Lecciones del pasado
En años ulteriores se me mostró que todavía no se han abandonado las falsas teorías expuestas en lo pasado. Resurgirán en cuanto hallen circunstancias favorables. No olvidemos que será sacudido todo cuanto pueda ser sacudido. El enemigo logrará quebrantar la fe de algunos, pero quienes se mantengan fieles a los principios no serán conmovidos. Permanecerán firmes entre las pruebas y las tentaciones. El Señor ha señalado los errores, y quienes no disciernan dónde se ha introducido Satanás, continuarán extraviados por falsos senderos. Jesús nos manda velar y fortalecer las cosas que quedan y que están por morir.
No debemos entrar en controversia con quienes sustentan teorías falsas. La controversia es inútil. Cristo nunca entró en discusiones. El arma empleada por el Redentor del mundo fue: "Escrito está". Adhirámonos a la palabra. Dejemos que el Señor Jesús y sus mensajeros den testimonio. Sabemos que su testimonio es verdadero.
Cristo preside todas las obras de su creación. Guió a los hijos de Israel en la columna de fuego, pues sus ojos ven el pasado, el presente y el futuro. El ha de ser reconocido y honrado por cuantos amen a Dios. Sus mandamientos han de ser la fuerza reguladora de la conducta de su pueblo.
El tentador se nos acerca con el supuesto de que Cristo ha trasladado su sitial de honor y poder a alguna región desconocida, y que los hombres ya no necesitan molestarse por más tiempo en exaltar su carácter y obedecer su ley. Añade que cada ser humano ha de ser su propia ley. Estos sofismas exaltan al yo y reducen a Dios a la nada. Destruyen el freno y las restricciones morales de la familia humana, y debilitan más y más la represión del vicio. El mundo no ama ni teme a Dios. Y quienes no temen ni aman a Dios pronto pierden el sentimiento del deber para con el prójimo. Están sin Dios y sin esperanza en el mundo.
En grave riesgo se hallan los instructores que no incorporan la palabra de Dios en la obra de su vida, pues no tienen un conocimiento salvador ni de Dios ni de Cristo. Quienes no viven la verdad son los más propensos a inventar sofismas para ocupar el tiempo y absorber la atención que debieran dedicarse al estudio de la Palabra de Dios. Es para nosotros una terrible equivocación desdeñar el estudio de la Biblia para investigar teorías extraviadoras, y apartar la mente de las palabras de Cristo para dirigirla a falacias de invención humana.
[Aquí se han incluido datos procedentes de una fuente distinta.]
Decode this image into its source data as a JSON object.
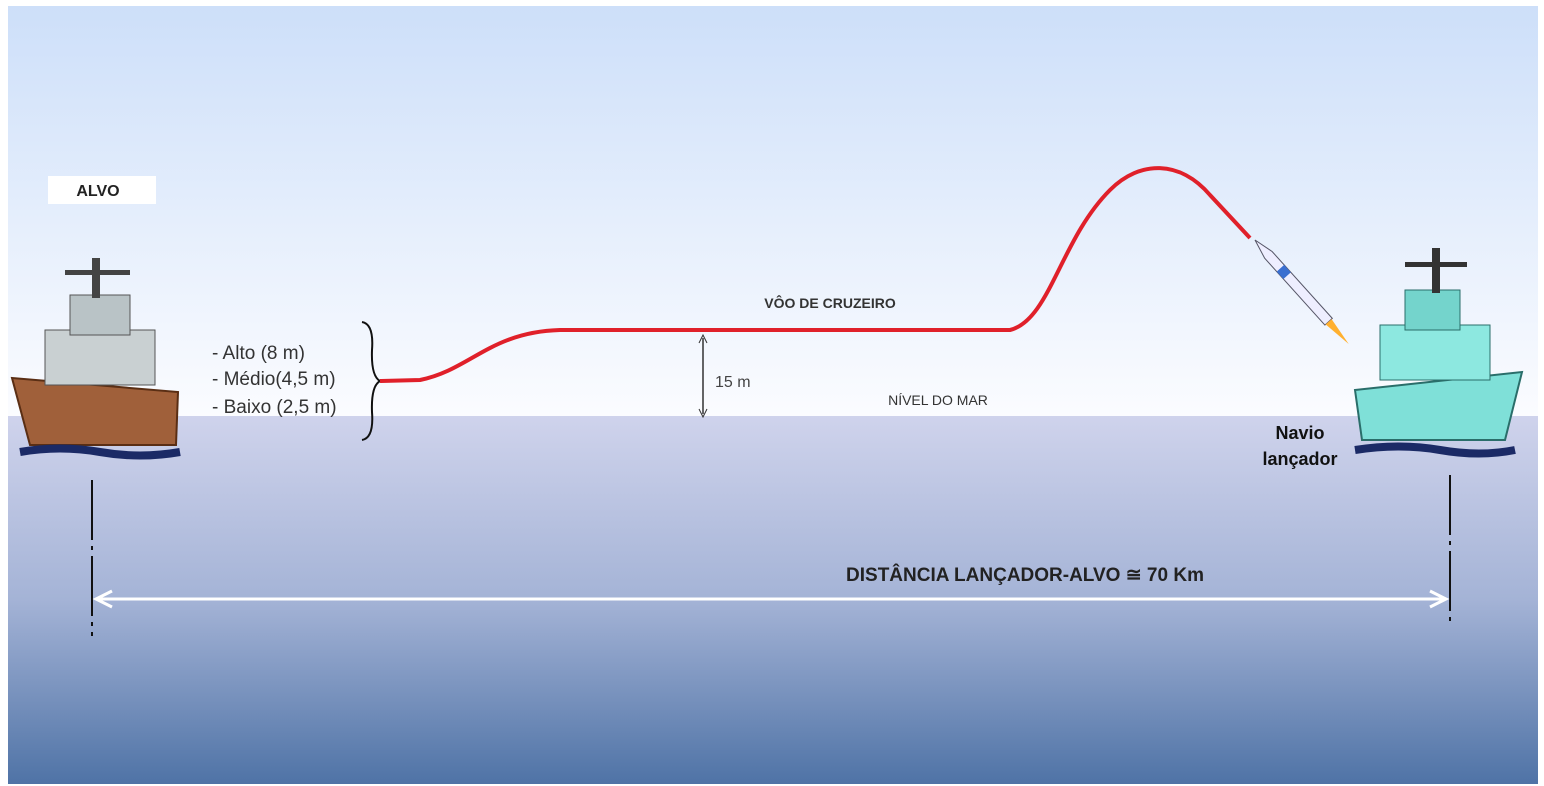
{
  "labels": {
    "target": "ALVO",
    "altitudes": [
      "- Alto (8 m)",
      "- Médio(4,5 m)",
      "- Baixo (2,5 m)"
    ],
    "altitude_marker": "15 m",
    "cruise": "VÔO DE CRUZEIRO",
    "sea_level": "NÍVEL DO MAR",
    "launcher": [
      "Navio",
      "lançador"
    ],
    "distance": "DISTÂNCIA LANÇADOR-ALVO ≅ 70 Km"
  }
}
No necesitamos enseñanzas imaginarias respecto a la personalidad de Dios. Lo que Dios quiere que conozcamos de él está revelado en su Palabra y en sus obras. Las bellezas de la naturaleza denotan su carácter y su poder como Creador. Ellas son el don que hizo al género humano para manifestar su poder y demostrar que él es un Dios de amor. Pero nadie está autorizado a decir que Dios en persona reside en una flor, en una hoja o en un árbol. Estas cosas son obra de Dios y revelan su amor a la humanidad.
Cristo es la perfecta revelación de Dios. Quienes deseen conocer a Dios han de estudiar la obra y enseñanzas de Cristo. A quienes lo reciban y crean en él, les da poder de llegar a ser hijos de Dios.